Auf der Frankfurter Buchmesse habe ich eine Buchreihe entdeckt, die mich vom ersten Moment an begeistert hat. Erschienen bei diaphanes ist Platon & Co., eine Reihe, die sich philosophischen Größen über ihre Biografie her nähert, hier und da dazudichtet, die Aussagen der Philosophen selbst aber klar wiedergibt und das Ganze für Kinder unterhaltsam und lehrreich erzählt. Gleich mitnehmen durfte ich Wittgensteins Nashorn von Franҫoise Armengaud mit Illustrationen von Annabelle Buxton, aus dem Französischen von Martine Hénissart und Thomas Laugstien, 63 Seiten kurz und erschienen dieses Jahr.
Wittgenstein sucht ein Nashorn. Weil er die Aussage „Hier gibt es kein Nashorn“ so lange für falsch erachtet, wie sie nicht bewiesen wird. Wie aber beweist man, dass etwas nicht ist, wenn der einzige Beweis seine Nichtexistenz ist, die Existenz aber gedacht und ausgesprochen werden kann. Ein bildlicher Ansatz hilft, das Problem zu verdeutlichen und führt Wittgenstein auf eine Suche durch die Welt bis in den ersten Weltkrieg hinein.

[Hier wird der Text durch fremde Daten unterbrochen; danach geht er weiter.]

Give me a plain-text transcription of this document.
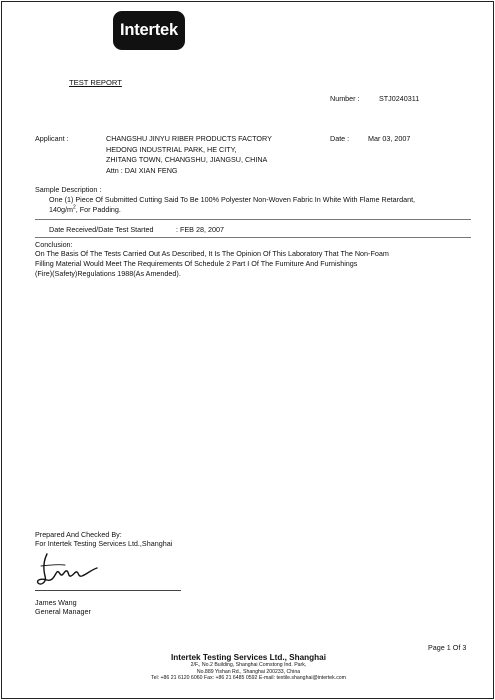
Intertek
TEST REPORT
Number :	STJ0240311
Applicant :	CHANGSHU JINYU RIBER PRODUCTS FACTORY
HEDONG INDUSTRIAL PARK, HE CITY,
ZHITANG TOWN, CHANGSHU, JIANGSU, CHINA
Attn : DAI XIAN FENG
Date :	Mar 03, 2007
Sample Description :
One (1) Piece Of Submitted Cutting Said To Be 100% Polyester Non-Woven Fabric In White With Flame Retardant,
$140g/m^2$, For Padding.
Date Received/Date Test Started	: FEB 28, 2007
Conclusion:
On The Basis Of The Tests Carried Out As Described, It Is The Opinion Of This Laboratory That The Non-Foam
Filling Material Would Meet The Requirements Of Schedule 2 Part I Of The Furniture And Furnishings
(Fire)(Safety)Regulations 1988(As Amended).
Prepared And Checked By:
For Intertek Testing Services Ltd.,Shanghai
James Wang
General Manager
Page 1 Of 3
Intertek Testing Services Ltd., Shanghai
2/F., No.2 Building, Shanghai Comstong Ind. Park,
No.889 Yishan Rd., Shanghai 200233, China
Tel: +86 21 6120 6060 Fax: +86 21 6485 0592 E-mail: textile.shanghai@intertek.com
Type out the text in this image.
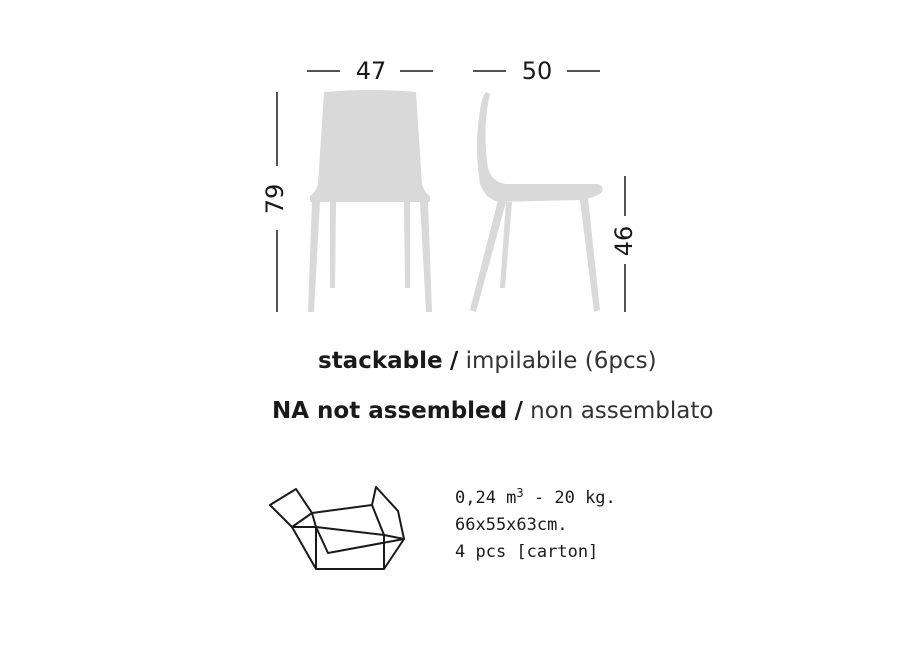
47	50
79
46
stackable / impilabile (6pcs)
NA not assembled / non assemblato
0,24 $m^3 - 20$ kg.
66x55x63cm.
4 pcs [carton]
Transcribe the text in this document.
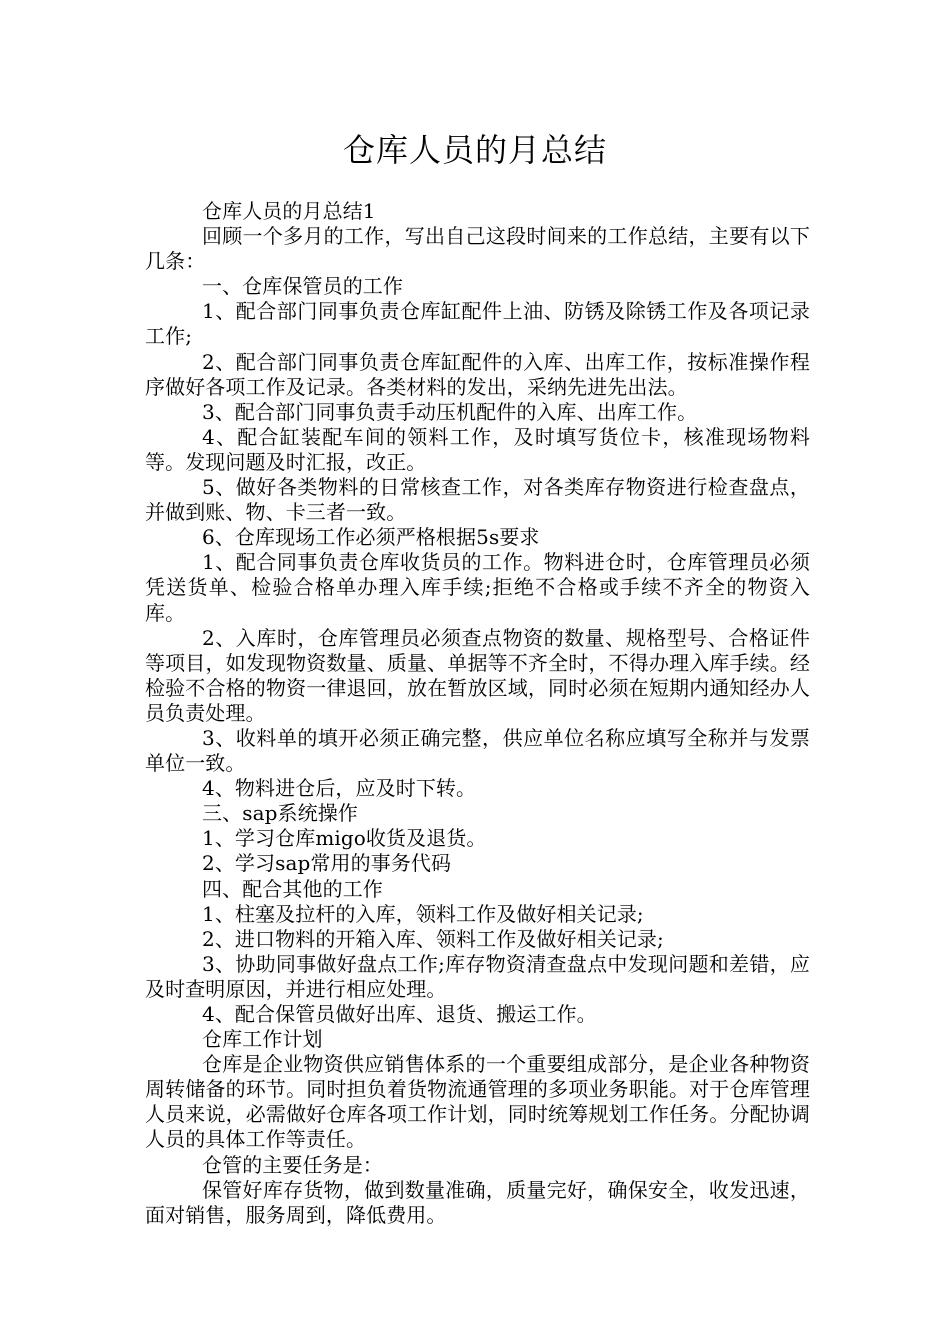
仓库人员的月总结

仓库人员的月总结1

回顾一个多月的工作，写出自己这段时间来的工作总结，主要有以下几条：

一、仓库保管员的工作

1、配合部门同事负责仓库缸配件上油、防锈及除锈工作及各项记录工作;

2、配合部门同事负责仓库缸配件的入库、出库工作，按标准操作程序做好各项工作及记录。各类材料的发出，采纳先进先出法。

3、配合部门同事负责手动压机配件的入库、出库工作。

4、配合缸装配车间的领料工作，及时填写货位卡，核准现场物料等。发现问题及时汇报，改正。

5、做好各类物料的日常核查工作，对各类库存物资进行检查盘点，并做到账、物、卡三者一致。

6、仓库现场工作必须严格根据5s要求

1、配合同事负责仓库收货员的工作。物料进仓时，仓库管理员必须凭送货单、检验合格单办理入库手续;拒绝不合格或手续不齐全的物资入库。

2、入库时，仓库管理员必须查点物资的数量、规格型号、合格证件等项目，如发现物资数量、质量、单据等不齐全时，不得办理入库手续。经检验不合格的物资一律退回，放在暂放区域，同时必须在短期内通知经办人员负责处理。

3、收料单的填开必须正确完整，供应单位名称应填写全称并与发票单位一致。

4、物料进仓后，应及时下转。

三、sap系统操作

1、学习仓库migo收货及退货。

2、学习sap常用的事务代码

四、配合其他的工作

1、柱塞及拉杆的入库，领料工作及做好相关记录;

2、进口物料的开箱入库、领料工作及做好相关记录;

3、协助同事做好盘点工作;库存物资清查盘点中发现问题和差错，应及时查明原因，并进行相应处理。

4、配合保管员做好出库、退货、搬运工作。

仓库工作计划

仓库是企业物资供应销售体系的一个重要组成部分，是企业各种物资周转储备的环节。同时担负着货物流通管理的多项业务职能。对于仓库管理人员来说，必需做好仓库各项工作计划，同时统筹规划工作任务。分配协调人员的具体工作等责任。

仓管的主要任务是：

保管好库存货物，做到数量准确，质量完好，确保安全，收发迅速，面对销售，服务周到，降低费用。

Wittgensteins „Sätze“ sind im Buch hervorgehoben, so dass sie als Lehrsätze oder Weisheiten zu erkennen sind, gleichzeitig aber auch als etwas von Wittgenstein erdachtes. Die Probleme, die ihn beschäftigen werden plastisch und nicht so abstrakt wiedergegeben, wie das in Lehrbüchern oft der Fall ist. Nein, natürlich steigt der Leser – egal wessen Alters – nicht komplett hinter die Sprachphilosophie oder kann mit Wittgensteins Nashorn Russels Wahrheitsdefinition zum Wackeln bringen, aber die Problematik selbst und die Gedankengänge der Beobachtungen des Philosophen werden erstaunlich leicht und verständlich mitgeteilt. Die amüsanten und leicht comicartigen Illustrationen tun ihr übriges, um das Buch für Kinder schmackhaft zu machen.

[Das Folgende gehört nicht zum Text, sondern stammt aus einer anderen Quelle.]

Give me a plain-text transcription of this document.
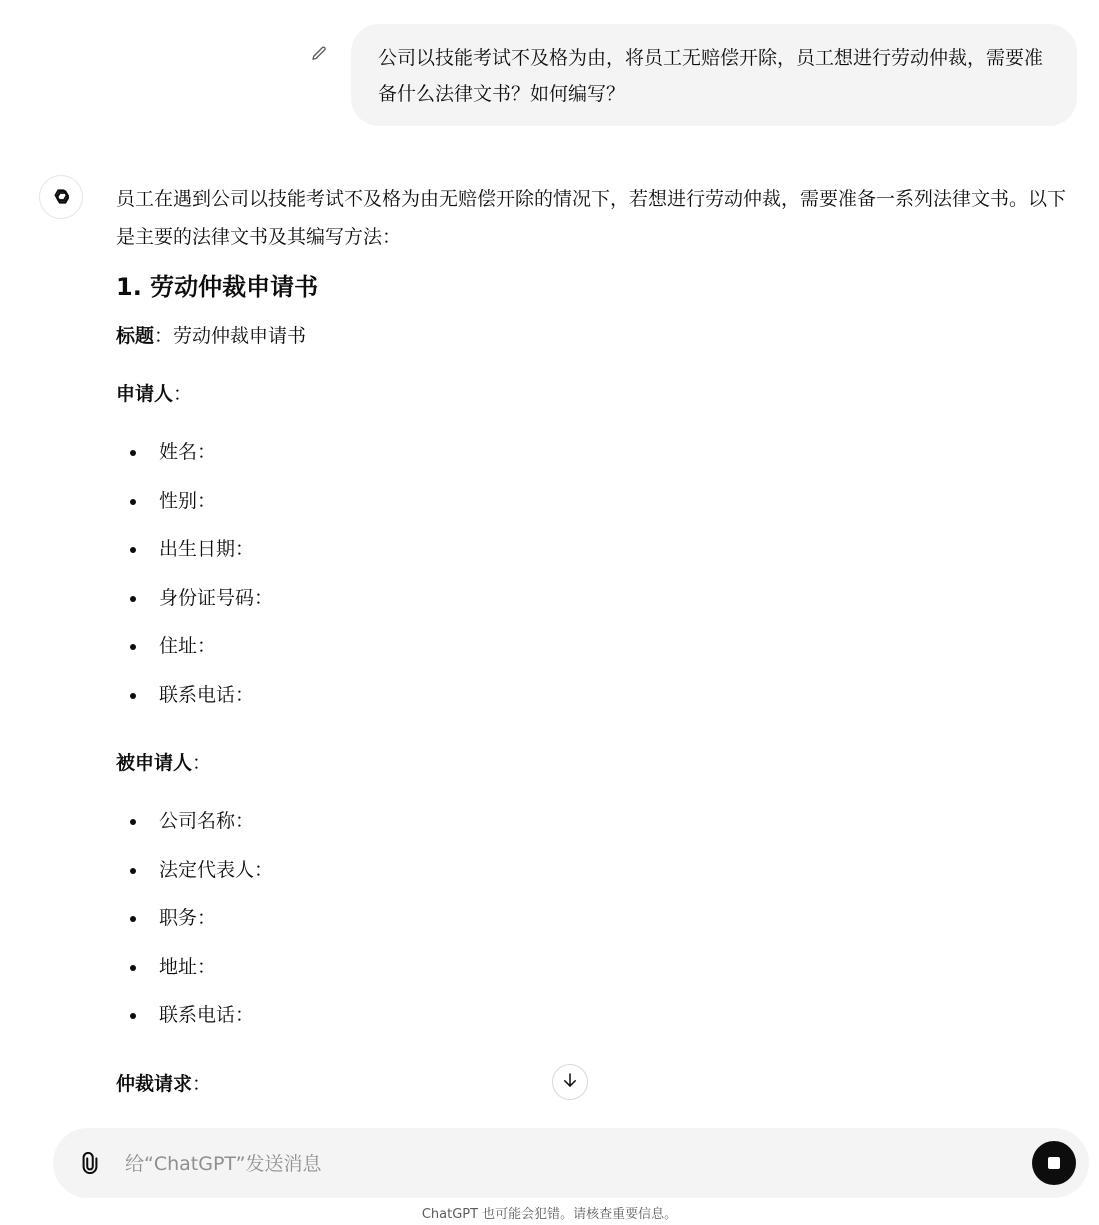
公司以技能考试不及格为由，将员工无赔偿开除，员工想进行劳动仲裁，需要准备什么法律文书？如何编写？

员工在遇到公司以技能考试不及格为由无赔偿开除的情况下，若想进行劳动仲裁，需要准备一系列法律文书。以下是主要的法律文书及其编写方法：

1. 劳动仲裁申请书

标题：劳动仲裁申请书

申请人：

姓名：
性别：
出生日期：
身份证号码：
住址：
联系电话：

被申请人：

公司名称：
法定代表人：
职务：
地址：
联系电话：

仲裁请求：

给“ChatGPT”发送消息
ChatGPT 也可能会犯错。请核查重要信息。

Gut, mein Siebenjähriger wird an manchen Formulierungen noch zu knabbern haben, aber etwas ältere Kinder können auch alleine mithilfe dieses Buches erste philosophische Erfahrungen machen, denn durch die Art, wie die „Lehre“ des Philosophen hier dargebracht wird, regt es auch zum eigenen überlegen an. Und das eben nicht nur die Kinder, sondern jeden Leser, weswegen ich das Buch ausdrücklich auch für Philosophen und Philosophie-Interessierte empfehle.
Bibliografische Eckdaten helfen dabei, Wittgenstein und seine Theorie auch historisch einzuordnen und mit anderen Theorien zu verknüpfen. Die komplette Lebensgeschichte wird dabei aber nicht erzählt, sondern viel mehr eine episodenhafte Begebenheit. Besonders schön als Hörisch-Doktorandin fand ich dabei die Seite, auf der das Nashorn zum Einhorn wird und Rilkes Einhornsonnett Anklang findet. Vielleicht wird gerade dadurch die Möglichkeit des Seins des Unmöglichen durch die Verortung in der Sprache am Greifbarsten. Oh dieses ist das Tier, das es nicht gibt.
Mit Wittgensteins Nashorn hat sich die Reihe Platon & Co. auf jeden Fall ihren Platz in meinem Bücherregal gesichert und ich hoffe, schon bald wieder eines dieser tollen Bücher vorstellen zu können.